Gość 04.02.2022 14:02
Szczęść Boże
Mam 17(prawie 18) lat. Mniej więcej 2 lata temu byłam na wakacjach na kolonii religijnej i od tamtego czasu moje życie zaczęło się szybko zmieniać. Najpierw było dobrze, chodziłam na różaniec dodatkowo, nawet odmówiłam pompejankę, moja mama zauważyła moją poprawę, ale później wszystko zaczęło się psuć, zaczęłam wpadać w skrupuły, wszystko wydawało się grzechem, to już była jakaś nerwica, miałam czasem przed oczami jakieś straszne obrazy wyobrażenia bluźniercze, przypominało to coś w rodzaju ciemnej nocy duszy.Jak chciałam iść do spowiedzi to mój rachunek sumienia trwał z 2 godziny, robiłam mnóstwo kartek z zapisanymi grzechami, przypominały mi się rzeczy z przeszłości.

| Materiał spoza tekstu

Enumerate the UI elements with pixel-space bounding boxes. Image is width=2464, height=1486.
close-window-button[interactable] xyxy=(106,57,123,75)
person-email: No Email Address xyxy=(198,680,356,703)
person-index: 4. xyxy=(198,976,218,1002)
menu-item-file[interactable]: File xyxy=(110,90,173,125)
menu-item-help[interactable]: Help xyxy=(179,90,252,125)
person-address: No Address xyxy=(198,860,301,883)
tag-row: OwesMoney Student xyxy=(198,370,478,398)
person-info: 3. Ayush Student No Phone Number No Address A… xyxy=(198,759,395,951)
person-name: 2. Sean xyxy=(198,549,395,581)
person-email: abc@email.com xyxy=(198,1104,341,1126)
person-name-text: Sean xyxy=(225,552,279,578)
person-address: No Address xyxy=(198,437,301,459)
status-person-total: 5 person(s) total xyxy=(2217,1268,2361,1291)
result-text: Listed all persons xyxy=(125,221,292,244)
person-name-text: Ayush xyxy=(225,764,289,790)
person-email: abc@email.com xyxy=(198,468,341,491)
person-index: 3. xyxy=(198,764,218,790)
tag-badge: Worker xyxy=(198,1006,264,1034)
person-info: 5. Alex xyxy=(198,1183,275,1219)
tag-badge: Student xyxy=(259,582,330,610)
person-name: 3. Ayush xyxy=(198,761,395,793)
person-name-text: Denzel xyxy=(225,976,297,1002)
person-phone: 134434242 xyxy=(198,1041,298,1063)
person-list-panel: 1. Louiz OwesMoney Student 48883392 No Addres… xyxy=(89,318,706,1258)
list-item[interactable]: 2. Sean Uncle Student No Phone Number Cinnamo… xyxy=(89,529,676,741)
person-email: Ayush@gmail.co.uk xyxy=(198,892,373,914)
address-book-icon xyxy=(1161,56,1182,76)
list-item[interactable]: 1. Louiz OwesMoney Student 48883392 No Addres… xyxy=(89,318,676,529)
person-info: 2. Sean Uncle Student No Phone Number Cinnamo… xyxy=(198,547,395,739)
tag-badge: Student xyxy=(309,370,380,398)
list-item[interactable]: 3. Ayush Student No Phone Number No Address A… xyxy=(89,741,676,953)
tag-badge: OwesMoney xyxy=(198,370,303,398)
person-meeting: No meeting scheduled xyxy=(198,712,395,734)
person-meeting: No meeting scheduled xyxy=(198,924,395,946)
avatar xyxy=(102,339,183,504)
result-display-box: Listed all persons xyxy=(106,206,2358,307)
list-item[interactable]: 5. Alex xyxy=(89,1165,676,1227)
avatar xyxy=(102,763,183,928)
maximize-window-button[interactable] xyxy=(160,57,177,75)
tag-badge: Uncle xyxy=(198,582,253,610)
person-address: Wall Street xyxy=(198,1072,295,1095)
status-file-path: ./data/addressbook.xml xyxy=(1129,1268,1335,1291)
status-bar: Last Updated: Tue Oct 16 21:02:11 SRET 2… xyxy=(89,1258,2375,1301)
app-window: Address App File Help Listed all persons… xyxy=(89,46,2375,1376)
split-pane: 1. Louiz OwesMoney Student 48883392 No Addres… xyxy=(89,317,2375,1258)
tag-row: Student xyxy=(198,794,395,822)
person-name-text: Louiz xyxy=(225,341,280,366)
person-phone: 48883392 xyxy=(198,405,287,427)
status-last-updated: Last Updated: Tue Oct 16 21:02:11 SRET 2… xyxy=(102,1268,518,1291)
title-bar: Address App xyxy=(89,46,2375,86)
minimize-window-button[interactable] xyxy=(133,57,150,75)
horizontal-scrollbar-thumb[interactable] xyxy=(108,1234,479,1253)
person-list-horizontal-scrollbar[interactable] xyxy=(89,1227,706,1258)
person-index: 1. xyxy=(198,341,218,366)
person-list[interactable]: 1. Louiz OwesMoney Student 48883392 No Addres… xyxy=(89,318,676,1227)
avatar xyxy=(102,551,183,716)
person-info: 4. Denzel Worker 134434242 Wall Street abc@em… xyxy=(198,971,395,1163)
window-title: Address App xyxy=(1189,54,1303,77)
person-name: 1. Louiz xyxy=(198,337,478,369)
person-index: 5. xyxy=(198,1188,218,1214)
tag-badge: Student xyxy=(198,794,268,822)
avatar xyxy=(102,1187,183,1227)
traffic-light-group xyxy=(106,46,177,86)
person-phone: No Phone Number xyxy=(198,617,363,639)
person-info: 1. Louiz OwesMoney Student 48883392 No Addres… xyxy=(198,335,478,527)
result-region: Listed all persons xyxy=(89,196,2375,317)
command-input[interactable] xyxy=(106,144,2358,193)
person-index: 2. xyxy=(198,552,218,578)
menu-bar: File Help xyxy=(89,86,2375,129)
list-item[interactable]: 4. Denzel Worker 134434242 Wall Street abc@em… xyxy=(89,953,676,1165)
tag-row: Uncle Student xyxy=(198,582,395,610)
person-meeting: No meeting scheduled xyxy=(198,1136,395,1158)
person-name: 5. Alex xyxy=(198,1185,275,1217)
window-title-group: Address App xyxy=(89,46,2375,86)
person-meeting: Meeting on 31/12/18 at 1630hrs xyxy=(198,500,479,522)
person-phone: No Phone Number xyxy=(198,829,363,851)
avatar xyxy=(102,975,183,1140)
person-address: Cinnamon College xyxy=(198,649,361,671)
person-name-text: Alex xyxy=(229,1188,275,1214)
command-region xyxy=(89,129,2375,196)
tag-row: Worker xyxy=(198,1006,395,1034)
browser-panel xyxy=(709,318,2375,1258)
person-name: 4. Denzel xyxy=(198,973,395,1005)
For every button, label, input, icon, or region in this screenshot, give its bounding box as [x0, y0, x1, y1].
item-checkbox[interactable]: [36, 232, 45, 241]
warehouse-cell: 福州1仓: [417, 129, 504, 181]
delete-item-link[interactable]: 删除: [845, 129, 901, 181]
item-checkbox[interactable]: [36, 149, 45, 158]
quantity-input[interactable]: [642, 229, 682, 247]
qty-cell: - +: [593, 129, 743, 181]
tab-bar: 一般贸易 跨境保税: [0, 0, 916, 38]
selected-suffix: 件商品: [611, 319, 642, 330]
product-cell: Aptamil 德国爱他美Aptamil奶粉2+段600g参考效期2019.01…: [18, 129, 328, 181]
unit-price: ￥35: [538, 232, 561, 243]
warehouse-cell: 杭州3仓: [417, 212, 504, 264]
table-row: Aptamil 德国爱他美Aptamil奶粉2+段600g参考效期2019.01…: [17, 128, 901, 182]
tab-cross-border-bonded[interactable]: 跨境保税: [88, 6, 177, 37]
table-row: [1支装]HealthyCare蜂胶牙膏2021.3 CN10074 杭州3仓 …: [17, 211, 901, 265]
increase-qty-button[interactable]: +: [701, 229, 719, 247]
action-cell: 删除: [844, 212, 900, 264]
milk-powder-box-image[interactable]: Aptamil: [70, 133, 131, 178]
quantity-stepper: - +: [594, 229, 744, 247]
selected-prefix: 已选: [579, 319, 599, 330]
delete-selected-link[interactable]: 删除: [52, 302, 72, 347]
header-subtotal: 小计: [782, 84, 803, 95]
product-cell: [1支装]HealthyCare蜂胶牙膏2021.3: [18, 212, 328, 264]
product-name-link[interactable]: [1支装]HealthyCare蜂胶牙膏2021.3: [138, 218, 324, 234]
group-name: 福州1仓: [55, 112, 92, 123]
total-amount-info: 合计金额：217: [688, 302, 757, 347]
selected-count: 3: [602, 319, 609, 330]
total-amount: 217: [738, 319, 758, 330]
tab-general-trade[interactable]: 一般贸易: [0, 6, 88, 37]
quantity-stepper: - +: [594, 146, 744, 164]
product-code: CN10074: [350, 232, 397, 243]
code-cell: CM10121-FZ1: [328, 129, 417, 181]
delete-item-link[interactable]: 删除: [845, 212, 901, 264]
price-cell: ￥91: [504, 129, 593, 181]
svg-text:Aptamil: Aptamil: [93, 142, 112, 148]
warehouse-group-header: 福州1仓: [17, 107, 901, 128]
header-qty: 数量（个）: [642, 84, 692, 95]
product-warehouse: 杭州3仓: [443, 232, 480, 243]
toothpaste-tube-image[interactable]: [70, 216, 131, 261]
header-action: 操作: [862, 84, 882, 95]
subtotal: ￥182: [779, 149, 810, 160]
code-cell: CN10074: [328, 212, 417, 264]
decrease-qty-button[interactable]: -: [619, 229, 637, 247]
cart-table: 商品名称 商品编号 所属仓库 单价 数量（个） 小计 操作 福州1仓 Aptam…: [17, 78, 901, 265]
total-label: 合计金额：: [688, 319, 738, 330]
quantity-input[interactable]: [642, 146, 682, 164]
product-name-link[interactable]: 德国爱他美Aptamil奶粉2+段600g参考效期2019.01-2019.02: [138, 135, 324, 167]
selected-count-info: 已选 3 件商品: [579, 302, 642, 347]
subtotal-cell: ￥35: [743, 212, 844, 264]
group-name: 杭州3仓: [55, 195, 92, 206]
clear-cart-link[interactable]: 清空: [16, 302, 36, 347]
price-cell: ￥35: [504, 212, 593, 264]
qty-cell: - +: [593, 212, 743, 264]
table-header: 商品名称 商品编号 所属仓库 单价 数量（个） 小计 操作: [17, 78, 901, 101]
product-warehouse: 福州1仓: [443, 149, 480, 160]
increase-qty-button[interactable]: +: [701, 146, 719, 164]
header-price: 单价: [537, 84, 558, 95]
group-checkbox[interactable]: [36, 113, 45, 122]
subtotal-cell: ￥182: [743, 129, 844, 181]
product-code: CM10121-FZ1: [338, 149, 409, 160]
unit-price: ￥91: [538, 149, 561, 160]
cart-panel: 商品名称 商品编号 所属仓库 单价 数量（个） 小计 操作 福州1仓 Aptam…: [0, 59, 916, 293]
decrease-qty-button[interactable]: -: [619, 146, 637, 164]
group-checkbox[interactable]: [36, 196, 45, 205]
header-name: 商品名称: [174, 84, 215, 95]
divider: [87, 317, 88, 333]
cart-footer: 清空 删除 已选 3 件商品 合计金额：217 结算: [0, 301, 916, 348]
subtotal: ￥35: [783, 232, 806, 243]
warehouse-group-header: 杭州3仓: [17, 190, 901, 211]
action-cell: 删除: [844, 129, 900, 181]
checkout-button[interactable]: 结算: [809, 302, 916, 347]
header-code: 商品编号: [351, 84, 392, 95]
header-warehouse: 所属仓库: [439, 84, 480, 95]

Później nawet Ojcze Nasz nie mogłam powiedzieć powtarzałam ileś razy to samo zdanie moja modlitwa mogła trwać wtedy nawet 40 minut. Teraz się to uspokoiło, ale wpadłam w jakąś obojętność, nie byłam u spowiedzi chyba od sierpnia zeszłego roku i nie chcę iść mimo że wiem że powinnam. Nie mam nic przeciwko Kościołowi, chcę być dobrą, pomagać, staram się przestrzegać zasad,a to wszystko jest takie skomplikowane. Wydaje mi się że się Boję(?) Boga. Zresztą sama już nie wiem.. To mnie strasznie mnie dręczy. Chciałabym po prostu żyć...
Może mi coś ksiądz poradzić?
Nie jestem księdzem...
Patrząc z boku widzę, skąd ta niechęć do religijności i skąd te skrupuły. Rozumiem tę obojętność, bo alternatywą nie jest radość i pokój, ale wieczny niepokój strach i udręczenie. Rozumiem więc. Natomiast widzę też, dlaczego się pojawiły: zaczęłaś prowadzić bardziej gorliwe życie religijne. I tego diabeł nie mógł znieść. Pewnie zrobił wszystko, żeby Ci życie z Bogiem obrzydzić...
To już wiesz, co trzeba zrobić? Znów zbliżyć się do Boga, na modlitwie, podczas Eucharystii, także idąc w najbliższym czasie do spowiedzi. Zbliżyć się z ufnością, na przekór swoim lękom. Bo Bóg jest dobry. Na pewno. I na pewno nie chce niczyjego udręczenia. Nie jest kimś, kto nasze grzechy kładzie na aptekarskiej wadze, który brudu grzechu będzie szukał z lupą w ręku, byle tylko coś znaleźć. Nie, Bóg taki nie jest. A jaki jest? No to zobacz jaki był Jezus. Bo On najpełniej objawił nam Boga. On sam, będąc Bogiem pokazał jaki Bóg jest. Popatrz jak Jezus traktował swoich uczniów, zobacz jak odnosił się do tłumów, jak do grzeszników. Właściwie jedną grupę, która ostro piętnował byli tzw pobożni - faryzeusze, uczeni w Piśmie. Ale nie za wierność Bożemu prawu ich piętnował, ale za obłudę: za to, że znajdowali różne kruczki, żeby przykazań nie słuchać, a niby mieć czyste sumienie. Jeśli czegoś takiego nie robisz - a przecież nie chodzi o drobiazgi, tylko o rzeczy wielkie - to nie masz powodu do obaw przed przychodzeniem do Boga...
Powodzenia...
J.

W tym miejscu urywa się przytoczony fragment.